GENEVA — The United Nations says it is working on an integrated strategy to deal with the recurring crises in Africa's Sahel region. The U.N. says new approaches are needed to make vulnerable people in the nine Sahelian countries able to cope with the humanitarian emergencies that keep them in poverty and dependent on the international community for aid.
In an unusual maneuver, the U.N. Security Council has asked the world body to draw up a plan to stop the Sahel lurching from one crisis to another. The council says it wants the U.N. to produce an integrated plan that looks at the humanitarian, political, security and developmental issues that are part of the recurring crises to hit the region.
Robert Piper, U.N. assistant secretary-general and regional humanitarian coordinator for the Sahel, says, to get this project underway, the U.N. secretary-general, along with the president of the World Bank and senior officials from the African Union and other organizations, will visit the region next month. The aim, he says, is to bring the different pieces of this effort together.
Piper says tens of millions of people in the Sahel suffer from erratic rainfall and poor harvests. He says it is becoming increasingly more difficult and certainly unproductive for business to continue as usual.

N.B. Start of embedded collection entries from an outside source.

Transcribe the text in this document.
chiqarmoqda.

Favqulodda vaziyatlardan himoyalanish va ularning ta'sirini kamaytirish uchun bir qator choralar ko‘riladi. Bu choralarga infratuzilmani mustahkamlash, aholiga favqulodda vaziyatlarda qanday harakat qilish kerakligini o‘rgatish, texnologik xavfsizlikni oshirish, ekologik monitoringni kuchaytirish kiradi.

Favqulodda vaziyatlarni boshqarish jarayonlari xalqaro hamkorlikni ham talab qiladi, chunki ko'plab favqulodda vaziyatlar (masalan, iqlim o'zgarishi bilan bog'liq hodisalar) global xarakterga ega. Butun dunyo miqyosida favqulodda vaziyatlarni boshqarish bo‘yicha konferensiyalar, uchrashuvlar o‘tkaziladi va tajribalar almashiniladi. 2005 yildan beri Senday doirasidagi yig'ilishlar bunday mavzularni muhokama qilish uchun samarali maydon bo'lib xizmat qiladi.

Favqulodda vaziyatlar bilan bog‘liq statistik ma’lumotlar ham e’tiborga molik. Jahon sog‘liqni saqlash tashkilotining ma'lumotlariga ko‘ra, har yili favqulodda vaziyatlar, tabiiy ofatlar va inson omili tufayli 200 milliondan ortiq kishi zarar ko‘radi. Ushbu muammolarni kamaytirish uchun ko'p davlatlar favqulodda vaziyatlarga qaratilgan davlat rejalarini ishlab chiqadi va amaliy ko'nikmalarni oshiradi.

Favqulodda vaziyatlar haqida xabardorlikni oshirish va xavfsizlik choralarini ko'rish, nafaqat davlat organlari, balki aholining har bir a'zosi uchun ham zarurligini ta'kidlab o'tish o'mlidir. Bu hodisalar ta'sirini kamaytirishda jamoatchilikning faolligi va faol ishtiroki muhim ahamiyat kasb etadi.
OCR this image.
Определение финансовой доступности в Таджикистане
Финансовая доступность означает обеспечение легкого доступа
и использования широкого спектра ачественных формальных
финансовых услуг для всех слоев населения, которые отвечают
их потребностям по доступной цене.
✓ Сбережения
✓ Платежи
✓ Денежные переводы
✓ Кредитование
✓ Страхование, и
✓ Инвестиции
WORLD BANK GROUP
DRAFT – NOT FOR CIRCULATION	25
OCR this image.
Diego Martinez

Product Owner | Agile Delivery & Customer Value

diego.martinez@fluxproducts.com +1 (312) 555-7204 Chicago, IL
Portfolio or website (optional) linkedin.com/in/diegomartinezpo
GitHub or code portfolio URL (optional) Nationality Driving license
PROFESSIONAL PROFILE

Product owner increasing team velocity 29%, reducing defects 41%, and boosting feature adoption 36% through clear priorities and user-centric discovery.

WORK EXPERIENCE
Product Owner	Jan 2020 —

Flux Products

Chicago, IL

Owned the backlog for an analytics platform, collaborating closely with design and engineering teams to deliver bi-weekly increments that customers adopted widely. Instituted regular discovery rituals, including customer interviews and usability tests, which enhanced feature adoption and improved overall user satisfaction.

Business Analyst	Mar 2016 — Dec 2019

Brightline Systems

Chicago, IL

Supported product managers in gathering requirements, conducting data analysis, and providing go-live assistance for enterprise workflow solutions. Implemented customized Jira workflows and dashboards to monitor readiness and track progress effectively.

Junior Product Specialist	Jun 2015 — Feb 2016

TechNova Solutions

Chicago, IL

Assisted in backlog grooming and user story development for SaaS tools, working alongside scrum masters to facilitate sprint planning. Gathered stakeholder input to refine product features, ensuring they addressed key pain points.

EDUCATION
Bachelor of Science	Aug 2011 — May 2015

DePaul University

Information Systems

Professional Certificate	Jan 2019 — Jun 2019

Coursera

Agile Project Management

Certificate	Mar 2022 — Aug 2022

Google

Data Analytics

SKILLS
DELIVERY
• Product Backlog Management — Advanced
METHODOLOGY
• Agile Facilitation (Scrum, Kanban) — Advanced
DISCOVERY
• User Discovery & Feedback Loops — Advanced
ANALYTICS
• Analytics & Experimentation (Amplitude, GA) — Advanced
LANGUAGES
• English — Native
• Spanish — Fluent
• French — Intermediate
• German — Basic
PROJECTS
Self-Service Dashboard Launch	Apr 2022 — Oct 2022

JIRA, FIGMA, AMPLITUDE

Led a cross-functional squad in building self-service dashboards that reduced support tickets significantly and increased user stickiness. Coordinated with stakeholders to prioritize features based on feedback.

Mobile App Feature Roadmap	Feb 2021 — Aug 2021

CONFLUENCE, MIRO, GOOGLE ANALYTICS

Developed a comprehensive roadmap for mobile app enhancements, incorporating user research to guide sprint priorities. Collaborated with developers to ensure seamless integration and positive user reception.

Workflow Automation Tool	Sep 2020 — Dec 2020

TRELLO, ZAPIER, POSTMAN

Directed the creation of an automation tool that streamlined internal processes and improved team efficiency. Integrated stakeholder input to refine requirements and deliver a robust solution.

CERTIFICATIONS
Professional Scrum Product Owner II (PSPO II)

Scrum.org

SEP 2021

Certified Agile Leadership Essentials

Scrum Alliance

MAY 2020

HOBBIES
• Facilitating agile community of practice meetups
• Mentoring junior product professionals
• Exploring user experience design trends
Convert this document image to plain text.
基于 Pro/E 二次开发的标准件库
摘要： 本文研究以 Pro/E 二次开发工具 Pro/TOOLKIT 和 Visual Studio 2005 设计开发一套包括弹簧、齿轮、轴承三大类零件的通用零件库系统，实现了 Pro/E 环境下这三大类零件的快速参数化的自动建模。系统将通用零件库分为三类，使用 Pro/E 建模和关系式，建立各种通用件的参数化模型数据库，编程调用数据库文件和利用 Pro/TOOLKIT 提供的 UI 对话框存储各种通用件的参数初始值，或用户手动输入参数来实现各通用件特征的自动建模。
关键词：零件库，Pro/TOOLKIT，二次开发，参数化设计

“The chronic needs across the region sadly are expected to continue to a certain extent. We cannot yet reverse these figures overnight. What we are seeing is very vulnerable households trying to recover from last year’s drought, which came only two years after the previous one. So, these crises are getting closer and closer together, giving families less and less time to try and recover before the next one comes,” says Piper.
Last year was a very dramatic year in terms of food crisis. The Sahel was plagued by an historic drought, which created serious food shortages for some 18 million people. This year, the Sahel has enjoyed better rainfall and better harvests. Despite this, Piper says 11 million people continue to be food insecure.
Negative coping mechanisms
To deal with this situation, Piper says families tend to use, what he calls, negative coping mechanisms.
“A decision that works for the next few weeks or few months. They take a daughter out of school. They will sell an asset. They will eat livestock that was important for the next 12 months. They will make that decision for the short term… and it is a logical decision for the short term, but it has very negative consequences in the medium-to-long term for the household in terms of getting back on their feet,” says Piper.
Sahel humanitarian coordinator Piper says the issues driving these problems are structural. They involve problems to do with agriculture, population and family planning, governance, and ways of sharing a country’s mineral wealth.
He says these structural problems require a sustained, long-term engagement. He adds that the best ways of solving these issues is for governments in the region to work together.